Examples of the most basic kinds of in-text citation styles are given in the following list. For specific cases or other examples, consult the MLA Handbook.
The basic format for MLA in-text citation is as follows:
- (Author’s Last Name_Page Number)
- e.g.,. One author claims that "no one is concerned with this issue" (Jones 45).
If the author’s last name appears in the citation, then only a page number is required:
- e.g., "Howard Jones argues that ‘no one is concerned with this issue’" (45).
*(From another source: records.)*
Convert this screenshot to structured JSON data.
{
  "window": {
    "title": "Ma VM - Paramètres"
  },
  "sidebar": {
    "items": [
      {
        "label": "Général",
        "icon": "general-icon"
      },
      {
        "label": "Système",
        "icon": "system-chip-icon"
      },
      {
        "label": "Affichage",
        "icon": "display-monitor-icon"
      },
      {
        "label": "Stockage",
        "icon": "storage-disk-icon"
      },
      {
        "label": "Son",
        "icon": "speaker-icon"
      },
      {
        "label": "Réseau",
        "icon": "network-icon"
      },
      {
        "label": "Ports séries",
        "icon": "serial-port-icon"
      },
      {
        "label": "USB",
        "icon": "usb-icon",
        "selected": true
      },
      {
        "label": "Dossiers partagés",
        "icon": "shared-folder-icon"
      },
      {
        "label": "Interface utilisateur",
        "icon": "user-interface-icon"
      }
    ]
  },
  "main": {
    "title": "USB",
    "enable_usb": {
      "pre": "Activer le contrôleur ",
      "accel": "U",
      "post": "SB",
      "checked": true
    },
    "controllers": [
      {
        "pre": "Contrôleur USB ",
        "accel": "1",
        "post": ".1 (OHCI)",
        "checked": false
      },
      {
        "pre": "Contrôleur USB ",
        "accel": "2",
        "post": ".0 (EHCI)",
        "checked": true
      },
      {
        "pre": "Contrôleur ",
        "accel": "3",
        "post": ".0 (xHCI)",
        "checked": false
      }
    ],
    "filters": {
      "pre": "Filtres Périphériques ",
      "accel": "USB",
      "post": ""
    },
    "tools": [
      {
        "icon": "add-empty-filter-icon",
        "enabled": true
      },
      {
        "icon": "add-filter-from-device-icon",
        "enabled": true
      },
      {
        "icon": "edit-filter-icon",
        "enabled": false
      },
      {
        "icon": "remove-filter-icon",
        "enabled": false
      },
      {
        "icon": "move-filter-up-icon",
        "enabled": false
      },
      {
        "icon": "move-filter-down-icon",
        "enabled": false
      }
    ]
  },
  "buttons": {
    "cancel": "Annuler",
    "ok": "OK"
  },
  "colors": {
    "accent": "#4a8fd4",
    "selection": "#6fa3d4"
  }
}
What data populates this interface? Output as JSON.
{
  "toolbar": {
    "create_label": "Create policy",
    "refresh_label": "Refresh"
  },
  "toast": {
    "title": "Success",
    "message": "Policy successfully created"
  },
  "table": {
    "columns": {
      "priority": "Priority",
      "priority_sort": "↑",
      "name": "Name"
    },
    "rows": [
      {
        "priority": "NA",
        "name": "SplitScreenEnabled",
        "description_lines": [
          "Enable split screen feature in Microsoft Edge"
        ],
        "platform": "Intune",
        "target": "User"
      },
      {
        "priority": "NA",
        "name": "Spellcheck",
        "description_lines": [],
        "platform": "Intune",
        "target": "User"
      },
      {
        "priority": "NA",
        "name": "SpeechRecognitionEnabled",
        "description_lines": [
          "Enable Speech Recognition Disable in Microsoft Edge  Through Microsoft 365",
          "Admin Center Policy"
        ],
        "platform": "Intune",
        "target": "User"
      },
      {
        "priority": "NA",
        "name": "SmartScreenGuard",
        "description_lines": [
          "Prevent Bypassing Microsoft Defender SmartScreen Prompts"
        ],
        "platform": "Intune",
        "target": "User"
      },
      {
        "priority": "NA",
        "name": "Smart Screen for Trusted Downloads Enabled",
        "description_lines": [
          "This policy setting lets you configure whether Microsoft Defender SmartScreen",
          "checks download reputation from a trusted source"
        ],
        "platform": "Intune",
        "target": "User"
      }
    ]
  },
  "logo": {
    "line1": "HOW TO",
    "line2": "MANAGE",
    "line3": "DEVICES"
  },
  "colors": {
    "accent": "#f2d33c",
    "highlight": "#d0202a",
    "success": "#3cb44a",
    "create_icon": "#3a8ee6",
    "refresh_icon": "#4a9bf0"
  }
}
Multiple authors are cited in a similar way, although both names are included, and joined by the word "and":
- e.g., (Cortez and Jones 56)
For more than three authors, use the first author’s last name, followed by the abbreviation "et al.":
- e.g., (Cortez et al. 378)
When citing different authors with the same last name, include enough information so as to be able to differentiate them:
- e.g., (H. Jones 48); (R. Jones 36)
If you are citing more than one work by the same author, a combination of several of these methods is needed. For instance, if you have used two sources by the author Howard Jones, a book called The Man with the Horns, and a magazine article called "The Destruction of the American Mind," you might use the following:
- (Jones, Man 475); (Jones, "Destruction" 34)
When identifying corporate authors, use the same format, but substitute the group name:
- e.g., (Modern Language Association 68)
The MLA Handbook also recommends that long group names be placed in the text itself, so as to avoid unwieldy in-text citations:
- e.g., "The Society for the Greater Advancement of the Common Good insists that ‘all people have a right to free health care’" (47).
If no author is available, use a short form of the title (the shortest form that will allow you to recognize the work properly). For instance, if you were working with an article called "Thirty Reasons to Spay Your Pet," you might use the following:
- ("Thirty Reasons" 26)
If you were working with a book with no author called Belief in the Supernatural, you might use:
- (Belief 567)
If you are citing a source that is found within another source, use the abbreviation "qtd. in." For instance if you want to cite musician Miles Davis as he appears in a Nat Hentoff article, you would use the following format:
- (Davis, qtd. in Hentoff 34)
For additional information, please see the MLA Handbook for Writers of Research Papers (6th edition) and the MLA style website.